Protection de l'enfance - Mineurs isolés étrangers : le fonds de financement de la protection de l'enfance mis à contribution
Un décret du 18 août 2015 procède à une nouvelle répartition des dépenses du fonds national de financement de la protection de l'enfance, mis en place par la loi du 5 mars 2007 réformant la protection de l'enfance. L'objet du fonds - dont les débuts ont été très laborieux, puisqu'il a fallu attendre trois ans pour le décret d'application - est "de compenser les charges résultant pour les départements de la mise en oeuvre de la présente loi selon des critères nationaux et des modalités fixés par décret et de favoriser des actions entrant dans le cadre de la réforme de la protection de l'enfance et définies par voie conventionnelle entre le fonds et ses bénéficiaires".
Une sous-enveloppe dédiée au financement des MIE
En l'occurrence, le décret du 18 août 2015 touche au sujet le plus sensible dans les relations entre l'Etat et les départements en matière de protection de l'enfance : la prise en charge des MIE, ou mineurs isolés étrangers (voir nos articles ci-contre).

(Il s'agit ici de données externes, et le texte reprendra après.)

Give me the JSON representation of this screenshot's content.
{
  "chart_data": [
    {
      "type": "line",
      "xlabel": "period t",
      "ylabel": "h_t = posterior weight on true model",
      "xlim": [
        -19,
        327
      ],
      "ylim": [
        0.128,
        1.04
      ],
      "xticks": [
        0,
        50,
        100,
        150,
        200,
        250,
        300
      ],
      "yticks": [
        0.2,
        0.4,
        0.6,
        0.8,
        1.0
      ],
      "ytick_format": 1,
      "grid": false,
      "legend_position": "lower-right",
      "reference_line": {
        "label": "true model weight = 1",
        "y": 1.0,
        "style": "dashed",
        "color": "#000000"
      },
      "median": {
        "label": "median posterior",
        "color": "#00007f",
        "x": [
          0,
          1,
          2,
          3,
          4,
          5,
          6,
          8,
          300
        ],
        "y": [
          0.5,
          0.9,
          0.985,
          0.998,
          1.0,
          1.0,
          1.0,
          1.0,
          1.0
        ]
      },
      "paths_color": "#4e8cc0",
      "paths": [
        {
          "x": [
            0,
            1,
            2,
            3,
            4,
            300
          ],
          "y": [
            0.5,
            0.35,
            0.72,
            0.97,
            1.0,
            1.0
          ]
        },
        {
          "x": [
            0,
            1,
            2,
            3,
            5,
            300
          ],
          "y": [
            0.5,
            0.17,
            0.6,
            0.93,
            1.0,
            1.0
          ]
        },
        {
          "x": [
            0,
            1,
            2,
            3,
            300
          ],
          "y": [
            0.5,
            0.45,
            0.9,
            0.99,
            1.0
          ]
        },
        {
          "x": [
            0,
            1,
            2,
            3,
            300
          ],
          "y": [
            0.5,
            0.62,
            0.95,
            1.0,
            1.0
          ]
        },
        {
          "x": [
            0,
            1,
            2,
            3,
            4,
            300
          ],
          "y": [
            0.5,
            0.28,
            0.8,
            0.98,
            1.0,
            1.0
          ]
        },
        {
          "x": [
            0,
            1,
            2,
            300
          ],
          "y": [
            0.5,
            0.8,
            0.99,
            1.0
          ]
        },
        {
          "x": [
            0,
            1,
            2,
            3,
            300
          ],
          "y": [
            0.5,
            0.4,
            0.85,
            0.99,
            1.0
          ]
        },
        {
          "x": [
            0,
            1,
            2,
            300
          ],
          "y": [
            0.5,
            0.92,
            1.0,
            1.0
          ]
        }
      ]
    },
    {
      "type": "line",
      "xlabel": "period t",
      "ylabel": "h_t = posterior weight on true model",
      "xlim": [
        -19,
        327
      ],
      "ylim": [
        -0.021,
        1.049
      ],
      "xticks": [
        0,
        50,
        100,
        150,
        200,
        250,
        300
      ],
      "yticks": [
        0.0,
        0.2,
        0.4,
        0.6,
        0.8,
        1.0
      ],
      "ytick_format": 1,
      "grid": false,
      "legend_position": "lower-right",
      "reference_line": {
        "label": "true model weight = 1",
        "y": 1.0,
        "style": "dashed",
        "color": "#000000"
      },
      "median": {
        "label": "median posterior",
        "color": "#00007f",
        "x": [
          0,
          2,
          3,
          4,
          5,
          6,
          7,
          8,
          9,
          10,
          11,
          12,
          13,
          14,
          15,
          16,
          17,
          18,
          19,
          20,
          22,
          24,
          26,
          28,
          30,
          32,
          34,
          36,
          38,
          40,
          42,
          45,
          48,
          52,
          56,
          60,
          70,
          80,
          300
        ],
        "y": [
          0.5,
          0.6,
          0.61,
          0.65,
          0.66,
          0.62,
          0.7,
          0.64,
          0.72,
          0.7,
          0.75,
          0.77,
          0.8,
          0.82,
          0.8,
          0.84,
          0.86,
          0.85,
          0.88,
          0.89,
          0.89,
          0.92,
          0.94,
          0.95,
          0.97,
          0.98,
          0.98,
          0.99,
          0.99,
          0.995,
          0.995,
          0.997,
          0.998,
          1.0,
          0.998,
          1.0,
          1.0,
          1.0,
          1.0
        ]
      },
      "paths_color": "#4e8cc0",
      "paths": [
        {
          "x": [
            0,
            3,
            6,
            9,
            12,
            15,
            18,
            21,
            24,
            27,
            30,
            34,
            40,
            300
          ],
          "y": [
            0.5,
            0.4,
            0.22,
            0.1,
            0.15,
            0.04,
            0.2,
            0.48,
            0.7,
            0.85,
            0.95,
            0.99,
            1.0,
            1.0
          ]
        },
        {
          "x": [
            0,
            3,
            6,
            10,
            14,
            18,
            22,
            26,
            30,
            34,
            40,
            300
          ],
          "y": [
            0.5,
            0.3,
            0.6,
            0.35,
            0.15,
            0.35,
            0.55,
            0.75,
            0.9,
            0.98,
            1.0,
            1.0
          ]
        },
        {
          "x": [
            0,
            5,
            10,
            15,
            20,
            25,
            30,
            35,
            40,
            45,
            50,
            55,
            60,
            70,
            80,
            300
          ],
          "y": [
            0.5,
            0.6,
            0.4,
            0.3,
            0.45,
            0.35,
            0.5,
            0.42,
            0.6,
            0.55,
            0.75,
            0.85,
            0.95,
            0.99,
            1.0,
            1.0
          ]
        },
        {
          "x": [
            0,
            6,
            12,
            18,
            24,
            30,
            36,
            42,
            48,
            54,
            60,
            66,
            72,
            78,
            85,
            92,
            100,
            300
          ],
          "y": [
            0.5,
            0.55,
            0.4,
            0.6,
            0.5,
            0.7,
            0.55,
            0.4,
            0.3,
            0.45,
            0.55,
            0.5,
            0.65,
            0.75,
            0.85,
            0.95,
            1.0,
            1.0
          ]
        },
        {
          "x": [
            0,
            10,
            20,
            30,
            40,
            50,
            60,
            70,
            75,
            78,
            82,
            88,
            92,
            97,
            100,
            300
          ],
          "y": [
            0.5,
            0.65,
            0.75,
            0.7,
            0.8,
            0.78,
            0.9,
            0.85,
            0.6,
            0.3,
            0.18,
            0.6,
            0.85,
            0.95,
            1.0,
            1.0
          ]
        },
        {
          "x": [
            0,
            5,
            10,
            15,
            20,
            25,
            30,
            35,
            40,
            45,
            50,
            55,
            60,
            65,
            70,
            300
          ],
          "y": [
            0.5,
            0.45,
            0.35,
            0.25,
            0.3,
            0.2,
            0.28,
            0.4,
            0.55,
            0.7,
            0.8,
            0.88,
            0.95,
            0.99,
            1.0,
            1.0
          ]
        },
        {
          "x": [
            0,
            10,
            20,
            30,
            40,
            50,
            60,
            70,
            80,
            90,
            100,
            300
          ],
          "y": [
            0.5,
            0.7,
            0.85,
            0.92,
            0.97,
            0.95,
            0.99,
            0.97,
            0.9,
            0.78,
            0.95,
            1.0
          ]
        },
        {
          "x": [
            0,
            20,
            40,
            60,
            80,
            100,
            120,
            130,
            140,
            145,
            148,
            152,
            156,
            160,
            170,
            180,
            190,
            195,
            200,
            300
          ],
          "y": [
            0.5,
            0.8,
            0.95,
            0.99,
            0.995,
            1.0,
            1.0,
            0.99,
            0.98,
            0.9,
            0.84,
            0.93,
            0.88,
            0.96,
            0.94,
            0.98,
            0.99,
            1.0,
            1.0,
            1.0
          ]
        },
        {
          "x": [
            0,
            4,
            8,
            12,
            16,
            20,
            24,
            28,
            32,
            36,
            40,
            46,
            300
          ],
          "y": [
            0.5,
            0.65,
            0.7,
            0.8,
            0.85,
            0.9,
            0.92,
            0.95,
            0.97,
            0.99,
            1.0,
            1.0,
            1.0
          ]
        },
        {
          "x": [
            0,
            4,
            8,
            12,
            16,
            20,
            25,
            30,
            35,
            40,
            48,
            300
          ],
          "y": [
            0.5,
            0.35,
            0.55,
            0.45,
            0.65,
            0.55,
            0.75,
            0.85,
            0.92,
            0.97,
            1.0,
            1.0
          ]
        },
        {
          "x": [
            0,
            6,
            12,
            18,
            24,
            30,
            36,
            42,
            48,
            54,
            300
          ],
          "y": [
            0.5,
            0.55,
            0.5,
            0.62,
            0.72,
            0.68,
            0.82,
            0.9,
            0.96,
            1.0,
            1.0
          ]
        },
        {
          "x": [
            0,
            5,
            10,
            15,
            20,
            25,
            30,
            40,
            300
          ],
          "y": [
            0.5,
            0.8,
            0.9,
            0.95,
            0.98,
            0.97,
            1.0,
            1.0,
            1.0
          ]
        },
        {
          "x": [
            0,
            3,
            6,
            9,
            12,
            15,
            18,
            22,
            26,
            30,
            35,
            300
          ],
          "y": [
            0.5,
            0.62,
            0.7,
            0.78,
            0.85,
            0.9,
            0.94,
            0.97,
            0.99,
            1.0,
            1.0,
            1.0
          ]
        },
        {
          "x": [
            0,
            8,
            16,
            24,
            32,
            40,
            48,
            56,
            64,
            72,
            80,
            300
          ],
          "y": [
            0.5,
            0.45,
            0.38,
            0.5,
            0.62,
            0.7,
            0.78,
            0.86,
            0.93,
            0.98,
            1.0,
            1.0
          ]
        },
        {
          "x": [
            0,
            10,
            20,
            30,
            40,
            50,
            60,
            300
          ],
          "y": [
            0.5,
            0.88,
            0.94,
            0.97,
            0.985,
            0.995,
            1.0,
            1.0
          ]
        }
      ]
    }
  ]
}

Depuis le décret du 17 mai 2010 mettant en place le fonds, celui-ci comprend deux enveloppes distinctes. La première regroupe les crédits destinés à compenser les charges résultant pour les départements de la mise en œuvre de la loi de 2007. La seconde comprend les crédits de soutien aux actions entrant dans le cadre de la réforme de la protection de l'enfance, y compris celles à caractère expérimental (aide à la parentalité, aide à la protection des enfants vivant dans la précarité économique...).
Le décret du 18 août 2015 introduit une nouvelle subdivision en éclatant la première enveloppe en deux sous-enveloppes. La première comprend désormais "les crédits destinés à être versés sous forme de dotations à l'ensemble des départements". La seconde - qui correspond à l'innovation apportée par le décret - regroupe "des crédits spécifiquement dédiés au remboursement des dépenses engagées par les départements dans le cadre du financement de la phase de mise à l'abri, d'évaluation et d'orientation des enfants sans représentant légal sur le territoire français".
Il appartiendra au comité de gestion du fonds de décider de la répartition entre les deux sous-enveloppes et de fixer les modalités de remboursement des dépenses engagées au titre de la seconde sous-enveloppe.
Une péréquation financière de fait
Compte tenu des fortes inégalités territoriales dans la prise en charge des MIE, le décret du 18 août 2015 instaure, de fait, une péréquation horizontale entre départements, en permettant d'accroître l'aide allouée à ceux concernés au premier chef par ces prises en charge (en l'occurrence plutôt les grands départements urbains). D'une certaine façon, ce fléchage des crédits constitue le pendant financier de la péréquation géographique instaurée - partiellement - par le protocole conclu entre la ministre de la Justice et l'Assemblée des départements de France, et qui a été pour partie annulé par le Conseil d'Etat en février dernier (voir nos articles ci-contre).
Pour mémoire, le fonds national de financement de la protection de l'enfance est abrité par la Caisse nationale des allocations familiales (Cnaf). Il est financé par un versement annuel de la Cnaf, arrêté en loi de financement de la sécurité sociale, et par un versement de l'Etat, fixé en loi de finances. Son comité de gestion associe des représentants de la Cnaf, des départements et de l'Etat.
Jean-Noël Escudié / PCA
Référence : décret 2015-1013 du 18 août 2015 modifiant certaines dispositions du décret du 17 mai 2010 relatif au fonds national de financement de la protection de l'enfance (Journal officiel du 20 août 2015).